A wildcard mask is similar to a subnet mask in that it uses the ANDing process to identify which bits in an IPv4 address to match.
THE RULES
There are two basic rules of a wildcard mask.
· 0-bit = match
· 1-bit = ignore
THE TARGETS
What can wildcard masks target?
· A single host (or a single IP address)
· An entire network (i.e., Class A, B, or C)
· An entire subnet
· A range of IP addresses
Targeting a Single Host
To target a single host with a wildcard means that every bit within the IP address of the host must match. The bit that means we are matching is a zero (0-bit). So, a wildcard mask for a host would be — 0.0.0.0
Targeting an Entire Network
To target an entire network means that every bit within the NETWORK portion of the IP address must match. All others we can ignore. So, for a Class-C network (i.e., 192.168.1.0) the wildcard mask would be — 0.0.0.255
Targeting a Subnet
To target a particular subnet, we will still need to match on every bit on the NETWORK portion, however now we need to find the proper bit boundary in the last octet used by our network. So, for example we need to find the wildcard mask for the network 192.168.1.128/25.

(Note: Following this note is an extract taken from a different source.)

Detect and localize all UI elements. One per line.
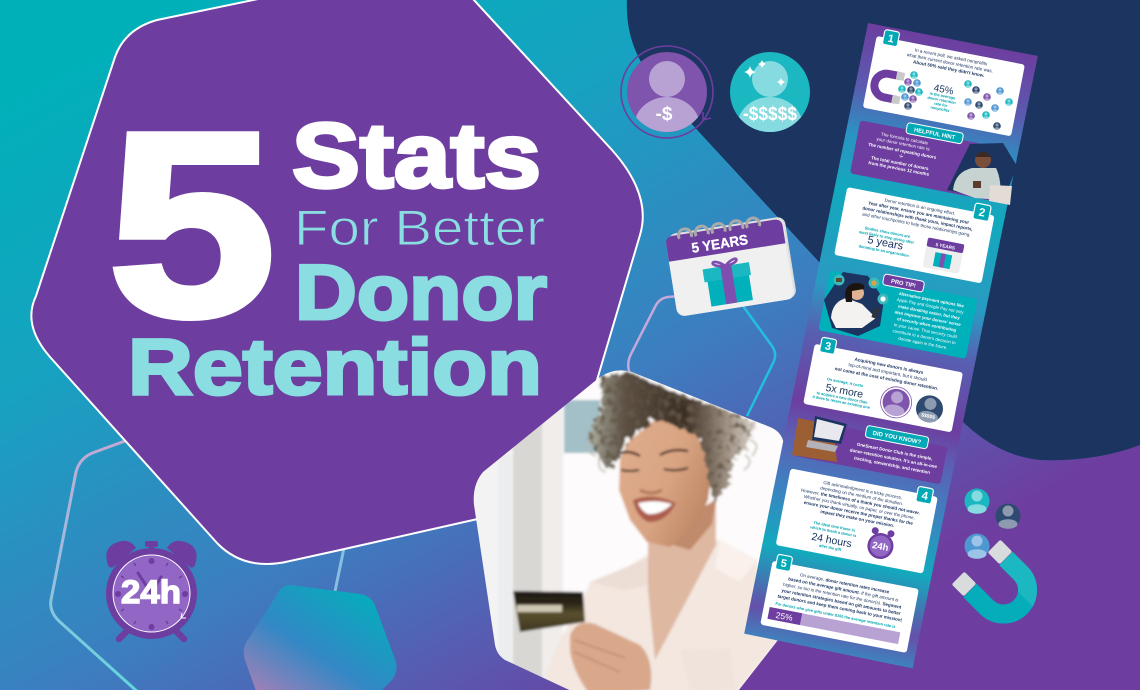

The easiest way to do this is to simply subtract the subnet mask (255.255.255.128) from 255.255.255.255. 255.255.255.255 minus 255.255.255.128 equals a wildcard mask of — 0.0.0.127
Targeting a Range of IP Addresses
To target a range of IP address is where we begin to see how the wildcard mask is different from just a reverse of a subnet mask. The same rules apply 0-match, 1-ignore. If we have a range of 192.168.0.0 through 192.168.1.255, we can match at the 23rd bit. This would allow only the two networks to be targeted. The wildcard mask would be 0.0.1.255
Writing this out in binary helps. We know we want to match on the entire 1st and 2nd octets. That part is easy – both are zeros. It’s the third octet that is the trick. Let’s break that third octet out in binary
192 168.0. ---- binary 00000000
192.168.1. ---- binary 00000001
If you look here the bit, we want to match on is the 23rd bit. The subnet mask for a slash 23 is 255.255.254.0. We then subtract it from 255.255.255.255 to get our wildcard which is 0.0.1.255
Pretty cool huh?
Target all even Networks or all odd Networks
If we need to route all even networks in the 192.168.0.0 block of space. Where can we match within the third octet that will allow us to do this. Once again, we need to break it out in binary to see it more clearly.
192 168.0. ---- binary 00000000
192.168.1. ---- binary 00000001
192.168.2. ---- binary 00000010
192.168.3. ---- binary 00000011
192.168.4. ---- binary 00000100
192.168.5. ---- binary 00000101
192.168.6. ---- binary 00000110
192.168.7. ---- binary 00000111
If look you can see the last bit of the third octet (bit 24) is a zero for every even network. The value for this bit is 1. We can match on this last bit to target the even network by taking the inverse of 1 to get 254. (255-1). The wild card mask for this would be 0.0.254.255.